Off she stalked, leaving me alone. My ridiculous daubs? She meant my watercolours that I tried to cheer Ferd up with when he was ailing. No need of them now. I looked after her. She even moved alluringly in high heels on her greensward, which takes some doing. I waited until she was gone, then cadged a lift back to town with Openers, a shabby little geezer from the street barrows. He makes lunatic starting bids at auctions to rile the auctioneers. 'Penny-farthing for openers, guv,' is his usual squawk.

He never laughs, though others do.

On the way I asked him what he'd bought from Ferd's magnificent new storehouse.

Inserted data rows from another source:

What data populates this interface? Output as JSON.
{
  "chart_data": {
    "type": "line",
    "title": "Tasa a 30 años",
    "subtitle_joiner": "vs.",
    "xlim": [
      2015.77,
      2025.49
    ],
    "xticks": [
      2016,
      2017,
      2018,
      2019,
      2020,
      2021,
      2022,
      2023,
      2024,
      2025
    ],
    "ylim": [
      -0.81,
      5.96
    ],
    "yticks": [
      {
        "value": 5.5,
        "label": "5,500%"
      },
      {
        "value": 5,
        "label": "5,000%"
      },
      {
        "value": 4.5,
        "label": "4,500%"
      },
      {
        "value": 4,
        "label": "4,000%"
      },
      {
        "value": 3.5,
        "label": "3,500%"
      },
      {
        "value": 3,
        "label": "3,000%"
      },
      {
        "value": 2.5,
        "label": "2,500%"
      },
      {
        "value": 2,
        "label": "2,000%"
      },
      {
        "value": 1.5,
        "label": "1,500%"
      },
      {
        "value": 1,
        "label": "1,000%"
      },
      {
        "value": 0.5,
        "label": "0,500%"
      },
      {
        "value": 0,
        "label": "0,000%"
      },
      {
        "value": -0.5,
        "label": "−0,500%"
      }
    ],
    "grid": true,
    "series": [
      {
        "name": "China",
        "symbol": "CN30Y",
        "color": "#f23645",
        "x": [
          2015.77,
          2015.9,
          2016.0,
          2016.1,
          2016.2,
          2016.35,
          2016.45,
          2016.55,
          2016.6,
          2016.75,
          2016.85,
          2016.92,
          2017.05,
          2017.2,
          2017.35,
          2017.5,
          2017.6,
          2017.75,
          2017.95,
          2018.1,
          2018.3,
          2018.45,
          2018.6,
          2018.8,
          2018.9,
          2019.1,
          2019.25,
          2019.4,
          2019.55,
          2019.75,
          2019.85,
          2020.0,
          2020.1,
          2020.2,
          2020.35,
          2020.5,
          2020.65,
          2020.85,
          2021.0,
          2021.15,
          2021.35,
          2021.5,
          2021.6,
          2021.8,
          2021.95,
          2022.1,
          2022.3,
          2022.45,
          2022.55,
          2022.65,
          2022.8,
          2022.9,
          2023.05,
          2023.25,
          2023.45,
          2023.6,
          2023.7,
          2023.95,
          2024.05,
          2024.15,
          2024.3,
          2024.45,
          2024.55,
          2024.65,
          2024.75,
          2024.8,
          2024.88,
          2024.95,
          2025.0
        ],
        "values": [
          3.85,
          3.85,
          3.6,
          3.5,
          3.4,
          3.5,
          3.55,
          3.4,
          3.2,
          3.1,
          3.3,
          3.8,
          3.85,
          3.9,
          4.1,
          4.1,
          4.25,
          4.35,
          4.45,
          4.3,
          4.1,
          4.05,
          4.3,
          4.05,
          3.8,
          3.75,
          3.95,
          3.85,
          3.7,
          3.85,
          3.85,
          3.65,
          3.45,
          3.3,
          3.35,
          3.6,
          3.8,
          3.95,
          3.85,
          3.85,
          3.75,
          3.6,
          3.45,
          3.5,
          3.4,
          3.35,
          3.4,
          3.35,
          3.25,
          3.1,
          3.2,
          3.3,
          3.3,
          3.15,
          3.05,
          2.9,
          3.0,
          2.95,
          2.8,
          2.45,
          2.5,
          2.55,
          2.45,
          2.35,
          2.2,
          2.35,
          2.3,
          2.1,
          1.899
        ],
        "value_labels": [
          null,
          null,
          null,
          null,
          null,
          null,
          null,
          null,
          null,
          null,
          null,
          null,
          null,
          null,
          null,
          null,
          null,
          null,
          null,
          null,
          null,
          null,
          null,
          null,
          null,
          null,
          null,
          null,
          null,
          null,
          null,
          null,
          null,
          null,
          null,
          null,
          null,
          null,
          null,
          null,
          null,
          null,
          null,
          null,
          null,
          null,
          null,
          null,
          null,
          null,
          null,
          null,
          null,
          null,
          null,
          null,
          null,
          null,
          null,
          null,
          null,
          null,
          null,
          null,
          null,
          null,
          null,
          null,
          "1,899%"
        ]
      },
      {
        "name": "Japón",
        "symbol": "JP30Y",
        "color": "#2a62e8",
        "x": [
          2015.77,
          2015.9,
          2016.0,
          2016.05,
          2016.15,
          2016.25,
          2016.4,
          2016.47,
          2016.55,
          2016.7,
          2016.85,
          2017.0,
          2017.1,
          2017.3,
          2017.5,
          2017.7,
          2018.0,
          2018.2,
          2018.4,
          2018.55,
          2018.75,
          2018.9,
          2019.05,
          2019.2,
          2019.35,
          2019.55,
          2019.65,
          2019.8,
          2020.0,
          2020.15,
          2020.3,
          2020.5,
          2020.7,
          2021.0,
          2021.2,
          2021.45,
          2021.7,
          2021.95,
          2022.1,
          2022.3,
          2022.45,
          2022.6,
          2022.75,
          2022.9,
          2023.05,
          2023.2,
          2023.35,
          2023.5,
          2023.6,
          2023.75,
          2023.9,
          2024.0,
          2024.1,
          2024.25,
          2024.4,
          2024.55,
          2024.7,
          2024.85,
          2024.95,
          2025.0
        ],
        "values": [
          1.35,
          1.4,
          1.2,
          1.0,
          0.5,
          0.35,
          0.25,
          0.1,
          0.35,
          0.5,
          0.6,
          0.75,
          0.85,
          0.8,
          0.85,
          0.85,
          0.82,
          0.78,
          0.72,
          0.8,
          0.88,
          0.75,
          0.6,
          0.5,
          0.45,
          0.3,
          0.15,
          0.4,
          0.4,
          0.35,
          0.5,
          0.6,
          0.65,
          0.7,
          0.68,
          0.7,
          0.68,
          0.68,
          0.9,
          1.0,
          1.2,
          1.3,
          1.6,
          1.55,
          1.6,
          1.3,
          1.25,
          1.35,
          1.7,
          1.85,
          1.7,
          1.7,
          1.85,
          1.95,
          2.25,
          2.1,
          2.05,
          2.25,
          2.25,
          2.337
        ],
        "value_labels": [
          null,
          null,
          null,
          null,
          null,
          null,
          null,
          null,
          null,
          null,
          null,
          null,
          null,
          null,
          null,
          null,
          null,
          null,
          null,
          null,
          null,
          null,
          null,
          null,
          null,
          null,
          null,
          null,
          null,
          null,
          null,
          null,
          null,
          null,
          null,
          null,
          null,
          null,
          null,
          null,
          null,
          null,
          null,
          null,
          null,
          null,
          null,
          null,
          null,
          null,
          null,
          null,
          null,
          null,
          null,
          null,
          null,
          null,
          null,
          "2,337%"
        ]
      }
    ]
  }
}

'Nil,' he groused, surly. 'Where the hell could I get money to buy that sort of kite?' Kite is antique-speak for quality. 'Especially with Sandy and Mel buying everything for Ferd that's not nailed down.'

'Eh?' Now, Ferd and Norma hated Sandy, wouldn't do business with him for a knighthood, yet here was Openers saying that Randy Sandy was Ferd's new backer. A headache began.

'Here, Lovejoy. Can you help me?'

'Hardly, wack. I'm on my uppers.'

'It's my wife. I promised I'd pay for her wedding if she'll divorce me. Let me say we're doing some deal, eh?'


'Oh, right,' I said, blank. 'Er, it'll be her third husband?'

'Course,' he said, like it was the most usual thing in the world. 'She's fixed on splicing with him before Bonfire Plot. She says it'll be unlucky otherwise.'

'Okay, if it'll get you out of a hole, Openers.'

'Ta, Lovejoy. You're a pal. I owe you.'

Some debtor. Openers had never been solvent. I've always had an eye for a bargain.

He dropped me at the war memorial, so I decided to go and scrounge from Alanna, a reporter who broadcasts falsehoods to the sealands on local stations, which only goes to show how desperately worried I was.